The Fall and Rise of Mr. C
A Member Story
In 2005, when he was just about 20 years old, Mr. C was hanging cameras for a security company when he fell off a ladder. It was an accident that would change the course of his life for the next 15 years. Broken bones and a punctured bladder landed him in a Philadelphia hospital, where, while being treated, he suffered kidney failure.
Mr. C was released with some medical orders and a prescription for painkillers. His youth, lack of a primary care physician, and no care coordination from the hospital led him back to work, with random visits to the emergency department when he needed medical care. Mostly, he relied on Oxycontin for pain relief and his own wits to combat the anxiety and PTSD related to his accident. It is no surprise that this coping method led to addiction, which led to further trouble.

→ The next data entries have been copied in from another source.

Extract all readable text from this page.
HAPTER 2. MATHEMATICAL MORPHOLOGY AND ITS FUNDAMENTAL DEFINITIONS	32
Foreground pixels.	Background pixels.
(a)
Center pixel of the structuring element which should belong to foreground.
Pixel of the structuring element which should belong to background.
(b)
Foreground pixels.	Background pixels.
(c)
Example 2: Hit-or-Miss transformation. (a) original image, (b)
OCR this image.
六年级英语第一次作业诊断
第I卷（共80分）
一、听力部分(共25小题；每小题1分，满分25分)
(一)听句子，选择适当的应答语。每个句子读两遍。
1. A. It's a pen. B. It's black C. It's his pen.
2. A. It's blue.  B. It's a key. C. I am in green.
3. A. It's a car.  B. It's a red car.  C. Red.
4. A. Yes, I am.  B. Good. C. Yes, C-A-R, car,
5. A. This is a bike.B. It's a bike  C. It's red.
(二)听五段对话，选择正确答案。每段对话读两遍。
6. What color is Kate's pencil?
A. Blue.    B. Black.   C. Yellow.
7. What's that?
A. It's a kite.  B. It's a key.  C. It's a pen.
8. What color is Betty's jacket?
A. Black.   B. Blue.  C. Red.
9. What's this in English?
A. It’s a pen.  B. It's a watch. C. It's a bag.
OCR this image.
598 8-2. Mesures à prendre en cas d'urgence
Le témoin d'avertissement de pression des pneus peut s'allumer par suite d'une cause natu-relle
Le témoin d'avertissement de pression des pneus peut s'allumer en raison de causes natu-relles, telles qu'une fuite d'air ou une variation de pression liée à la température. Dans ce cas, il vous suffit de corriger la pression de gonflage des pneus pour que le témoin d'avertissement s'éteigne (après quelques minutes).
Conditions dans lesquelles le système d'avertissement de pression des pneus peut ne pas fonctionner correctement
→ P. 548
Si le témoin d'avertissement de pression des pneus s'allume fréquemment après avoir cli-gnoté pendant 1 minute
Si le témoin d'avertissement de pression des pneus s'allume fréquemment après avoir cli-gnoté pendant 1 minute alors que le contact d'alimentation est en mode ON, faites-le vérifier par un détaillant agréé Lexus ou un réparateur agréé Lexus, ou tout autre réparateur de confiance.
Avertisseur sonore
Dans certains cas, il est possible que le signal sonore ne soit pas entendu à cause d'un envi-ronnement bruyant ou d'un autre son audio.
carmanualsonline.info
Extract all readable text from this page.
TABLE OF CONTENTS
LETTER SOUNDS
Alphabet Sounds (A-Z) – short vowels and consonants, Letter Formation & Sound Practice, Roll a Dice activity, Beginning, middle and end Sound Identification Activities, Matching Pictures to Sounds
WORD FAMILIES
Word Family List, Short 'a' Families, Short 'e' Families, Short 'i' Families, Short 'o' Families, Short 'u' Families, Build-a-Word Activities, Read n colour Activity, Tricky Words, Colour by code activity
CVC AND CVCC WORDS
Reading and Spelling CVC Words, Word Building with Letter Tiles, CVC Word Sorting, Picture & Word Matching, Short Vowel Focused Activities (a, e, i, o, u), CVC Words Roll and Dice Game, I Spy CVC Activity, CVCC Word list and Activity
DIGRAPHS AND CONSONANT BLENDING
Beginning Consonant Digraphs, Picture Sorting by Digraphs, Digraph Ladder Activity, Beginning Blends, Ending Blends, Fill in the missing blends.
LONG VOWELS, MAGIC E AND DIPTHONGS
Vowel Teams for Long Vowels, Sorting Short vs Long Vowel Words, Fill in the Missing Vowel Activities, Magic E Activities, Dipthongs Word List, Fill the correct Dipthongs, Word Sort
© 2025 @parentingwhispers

A decade and a half later in June 2021, at age 35, Mr. C came to us after multiple episodes of syncope. He’d passed out from a drop in his heart rate or blood pressure. While in the hospital, doctors took note of his advanced kidney disease and put him on hemodialysis. Fortunately, he was referred by his insurance company to AbsoluteCare.
Once Mr. C became a member of our Philadelphia center, we were able to help with every aspect of his life to get him back on track. When AbsoluteCare’s Behavioral Health Care Manager, Wesley Perry, first met Mr. C, he learned that Mr. C had been warned of impending eviction from his apartment. It was being demolished and had no running water, so it had been condemned. The City kept changing the date by which he’d have to leave, and it went on like that for many months. So Wes began scouring the city to find him adequate housing.
But there were additional challenges. Mr. C would be moving with his pregnant girlfriend, which altered a few details in the housing search. Once a place was secured, Wes learned that Mr. C had just adopted a pit bull puppy. The City gave Mr. C one week’s notice, so Wes found a short-term solution in a Philadelphia hotel that allowed pets. Mr. C located a room for rent on his own and took it, but a few days later, Wes found him, his girlfriend, and the puppy living in Mr. C’s car. He hadn’t told the landlord about the dog.
Wes found a place for the whole family relatively quickly, using our Member Fund to secure food and pay for two months’ rent and a security deposit. Because of Mr. C’s drug history and other issues with credit, his girlfriend’s name had to be on the lease.
Since moving to his new home in October, Mr. C has maintained his healthcare appointments, kept up his monthly rent payments, has not been to the hospital ED once, and has stopped using drugs. Gabapentin is prescribed for his pain. His job—now in home improvements—values him so much that he is allowed time off to attend his girlfriend’s obstetrician appointments. He remains upbeat and drug-free.
And when he is plagued by the PTSD and anxiety related to the trauma of his fall, he does what he needs to do not to mess up. “Addiction is always in the front of his mind,” says Wes, “so he doesn’t forget. And when he’s having a bad day, he calls. ‘I just wanted to let you know I was having a bad day. If I tell you, I’m less likely to do something.'”
Mr. C and his girlfriend’s baby is due in April. The team at our Philadelphia center has already sent him a basked of necessities for the new baby.